Neben dieser grundsätzlichen Subjektivität von "Erklärungen" (im Gegensatz zu rein beschreibenden Naturgesetzen) besteht die erhebliche Gefahr, nicht objektiv begründete Aspekte (z.B. metaphysischer oder ideologischer Art) in Naturgesetze einzubringen, die zwar zum jeweiligen Zeitpunkt nicht nachweislich falsch, aber auch nicht direkt aus der Beobachtung der Natur ableitbar sind. Das bringt Newton in der berühmten "Hypotheses non fingo"-Passage zum Ausdruck:
Ich habe bisher die Erscheinungen der Himmelskörper und die Bewegungen des Meeres durch die Kraft der Schwere erklärt, aber ich habe nirgends die Ursache der letzteren angegeben.

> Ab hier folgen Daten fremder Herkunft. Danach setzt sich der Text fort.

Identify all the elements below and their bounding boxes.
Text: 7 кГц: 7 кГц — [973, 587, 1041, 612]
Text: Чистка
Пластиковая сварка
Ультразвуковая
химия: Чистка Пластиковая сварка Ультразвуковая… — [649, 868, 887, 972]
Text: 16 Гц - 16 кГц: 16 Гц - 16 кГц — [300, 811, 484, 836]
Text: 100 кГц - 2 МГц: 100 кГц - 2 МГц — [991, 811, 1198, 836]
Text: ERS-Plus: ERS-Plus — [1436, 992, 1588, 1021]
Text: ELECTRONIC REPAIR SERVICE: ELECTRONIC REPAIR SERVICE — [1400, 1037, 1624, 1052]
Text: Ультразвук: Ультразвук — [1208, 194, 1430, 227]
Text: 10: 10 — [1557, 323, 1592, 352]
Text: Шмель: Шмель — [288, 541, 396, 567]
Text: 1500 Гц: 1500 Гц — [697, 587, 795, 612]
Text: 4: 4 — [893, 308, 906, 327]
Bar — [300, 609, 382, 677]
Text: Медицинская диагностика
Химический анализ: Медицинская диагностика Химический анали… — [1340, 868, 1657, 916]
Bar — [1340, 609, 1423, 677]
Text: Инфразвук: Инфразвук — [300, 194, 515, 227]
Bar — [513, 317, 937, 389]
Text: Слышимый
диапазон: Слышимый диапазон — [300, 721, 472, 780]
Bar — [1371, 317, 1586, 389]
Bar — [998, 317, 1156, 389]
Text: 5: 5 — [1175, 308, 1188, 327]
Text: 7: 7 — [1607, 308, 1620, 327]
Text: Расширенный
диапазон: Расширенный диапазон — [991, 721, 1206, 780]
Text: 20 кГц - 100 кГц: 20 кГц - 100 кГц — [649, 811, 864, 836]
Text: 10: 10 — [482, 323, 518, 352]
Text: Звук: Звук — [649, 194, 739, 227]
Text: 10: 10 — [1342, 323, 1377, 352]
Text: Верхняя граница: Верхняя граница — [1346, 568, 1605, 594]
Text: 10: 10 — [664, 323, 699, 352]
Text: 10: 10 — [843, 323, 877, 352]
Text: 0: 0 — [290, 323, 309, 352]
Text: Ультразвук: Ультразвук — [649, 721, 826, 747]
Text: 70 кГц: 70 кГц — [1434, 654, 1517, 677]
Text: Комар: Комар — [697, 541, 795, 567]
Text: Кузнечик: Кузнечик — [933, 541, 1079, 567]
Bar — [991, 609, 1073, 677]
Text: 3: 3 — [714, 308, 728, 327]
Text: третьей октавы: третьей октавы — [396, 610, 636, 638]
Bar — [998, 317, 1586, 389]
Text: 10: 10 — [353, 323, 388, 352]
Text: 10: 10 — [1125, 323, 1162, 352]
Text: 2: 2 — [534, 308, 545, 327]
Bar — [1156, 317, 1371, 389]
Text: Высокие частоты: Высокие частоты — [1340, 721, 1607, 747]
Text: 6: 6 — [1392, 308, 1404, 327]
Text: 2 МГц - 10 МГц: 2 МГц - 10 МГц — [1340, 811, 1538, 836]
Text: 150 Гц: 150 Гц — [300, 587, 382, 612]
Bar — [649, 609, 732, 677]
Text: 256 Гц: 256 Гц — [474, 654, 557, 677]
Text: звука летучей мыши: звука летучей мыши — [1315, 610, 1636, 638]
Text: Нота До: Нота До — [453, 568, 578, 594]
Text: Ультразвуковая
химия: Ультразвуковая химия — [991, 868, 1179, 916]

Diese Kraft rührt von irgend einer Ursache her, welche bis zum Mittelpunkte der Sonne und der Planeten dringt, ohne irgend etwas von ihrer Wirksamkeit zu verlieren. (…)

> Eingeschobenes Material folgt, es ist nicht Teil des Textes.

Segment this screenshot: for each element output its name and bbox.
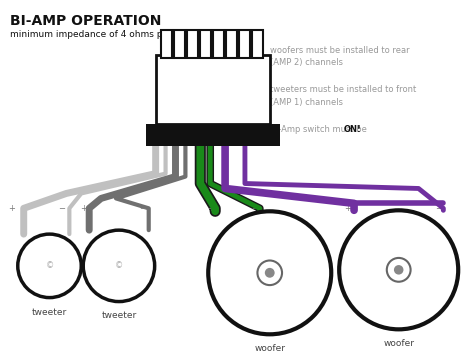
Circle shape: [257, 261, 282, 285]
Text: woofer: woofer: [254, 344, 285, 353]
Bar: [155, 55, 270, 124]
Circle shape: [339, 210, 458, 329]
Bar: [252, 30, 263, 58]
Bar: [239, 30, 250, 58]
Text: −: −: [435, 204, 442, 213]
Text: +: +: [80, 204, 87, 213]
Circle shape: [18, 234, 81, 297]
Text: BI-AMP OPERATION: BI-AMP OPERATION: [10, 14, 161, 28]
Text: −: −: [58, 204, 65, 213]
Text: −: −: [139, 204, 146, 213]
Text: ©: ©: [46, 261, 54, 271]
Bar: [213, 30, 224, 58]
Text: woofer: woofer: [383, 339, 414, 348]
Text: +: +: [9, 204, 15, 213]
Text: minimum impedance of 4 ohms per channel: minimum impedance of 4 ohms per channel: [10, 30, 210, 39]
Text: woofers must be installed to rear
(AMP 2) channels: woofers must be installed to rear (AMP 2…: [270, 46, 410, 67]
Text: −: −: [251, 204, 258, 213]
Bar: [200, 30, 211, 58]
Circle shape: [387, 258, 410, 282]
Bar: [161, 30, 172, 58]
Bar: [187, 30, 198, 58]
Bar: [146, 124, 280, 146]
Text: tweeters must be installed to front
(AMP 1) channels: tweeters must be installed to front (AMP…: [270, 85, 416, 107]
Circle shape: [83, 230, 155, 301]
Bar: [226, 30, 237, 58]
Text: +: +: [344, 204, 351, 213]
Bar: [173, 30, 185, 58]
Circle shape: [265, 268, 274, 278]
Text: +: +: [207, 204, 214, 213]
Text: ©: ©: [115, 261, 123, 271]
Text: Bi-Amp switch must be: Bi-Amp switch must be: [270, 125, 369, 134]
Circle shape: [208, 211, 331, 334]
Circle shape: [394, 265, 403, 274]
Text: tweeter: tweeter: [101, 311, 137, 321]
Text: tweeter: tweeter: [32, 307, 67, 317]
Text: ON!: ON!: [343, 125, 361, 134]
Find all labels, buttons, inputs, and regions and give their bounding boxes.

Ich habe noch nicht dahin gelangen können, aus den Erscheinungen den Grund dieser Eigenschaften der Schwere abzuleiten, und Hypothesen erdenke ich nicht [im lat. Original: "Hypotheses non fingo"]. Alles nämlich, was nicht aus den Erscheinungen folgt, ist eine Hypothese und Hypothesen, seien sie nun metaphysische oder physische, mechanische oder diejenigen der verborgenen Eigenschaften, dürfen nicht in die Experimentalphysik aufgenommen werden. In dieser leitet man die Sätze aus den Erscheinungen ab und verallgemeinert sie durch Induction. Auf diese Weise haben wir die Undurchdringlichkeit, die Beweglichkeit, den Stoss der Körper, die Gesetze der Bewegung und der Schwere kennen gelernt. Es genügt, dass die Schwere existire, dass sie nach den von uns dargelegten Gesetzen wirke, und dass sie alle Bewegungen der Himmelskörper und des Meeres zu erklären im Stande sei.

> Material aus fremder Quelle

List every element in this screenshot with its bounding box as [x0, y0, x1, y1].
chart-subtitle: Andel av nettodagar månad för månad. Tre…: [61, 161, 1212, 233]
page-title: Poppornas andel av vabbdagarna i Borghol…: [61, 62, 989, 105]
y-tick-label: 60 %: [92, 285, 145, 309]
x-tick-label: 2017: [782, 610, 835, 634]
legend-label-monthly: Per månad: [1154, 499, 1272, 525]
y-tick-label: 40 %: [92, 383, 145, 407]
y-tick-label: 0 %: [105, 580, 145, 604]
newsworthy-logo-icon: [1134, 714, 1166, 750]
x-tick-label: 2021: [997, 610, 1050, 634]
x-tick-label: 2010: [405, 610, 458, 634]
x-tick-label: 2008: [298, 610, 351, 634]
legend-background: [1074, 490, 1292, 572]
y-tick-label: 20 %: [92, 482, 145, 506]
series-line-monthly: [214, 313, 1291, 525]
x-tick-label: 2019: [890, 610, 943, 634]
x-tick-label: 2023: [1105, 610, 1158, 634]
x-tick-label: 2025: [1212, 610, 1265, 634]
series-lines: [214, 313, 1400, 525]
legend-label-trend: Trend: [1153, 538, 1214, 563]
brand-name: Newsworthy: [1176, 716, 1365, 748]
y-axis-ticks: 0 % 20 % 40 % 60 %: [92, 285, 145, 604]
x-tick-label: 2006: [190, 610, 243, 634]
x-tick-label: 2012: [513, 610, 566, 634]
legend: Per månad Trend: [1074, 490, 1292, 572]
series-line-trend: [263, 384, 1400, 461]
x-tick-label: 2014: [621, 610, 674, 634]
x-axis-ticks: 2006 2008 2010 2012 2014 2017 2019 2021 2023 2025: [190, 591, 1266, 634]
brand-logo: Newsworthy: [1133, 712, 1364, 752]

(Wikipedia: Hypotheses non fingo)
Zum Begriff "Experimentalphysik" (im lat. Original "Philosophia Experimentali") sei angemerkt, dass es zum damaligen Zeitpunkt noch keine Unterscheidung zwischen Theoretischer Physik und Experimentalphysik, wie sie heute üblich ist, gab. M.E. ist der Begriff im Sinne der Abgrenzung der Physik insgesamt von der Philosophie zu verstehen.
Ein weiterer Gigant der Wissenschaft,
André-Marie Ampère (über dessen Arbeiten zur Elektrodynamik Maxwell schrieb: "one of the most brilliant achievements in science") betrachtete diesen Grundsatz als so wichtig, dass er ihn sogar in den Untertitel seines Hauptwerks "Théorie des phénomènes électro-dynamiques" (1826) aufnahm: "uniquement déduite de l'expérience" (= "ausschliesslich aus der Erfahrung abgeleitet").
Ich sehe aus diesen Gründen Forderungen nach "erklärenden" Naturgesetzen etwas skeptisch, und begnüge mich mit "beschreibenden" Naturgesetzen.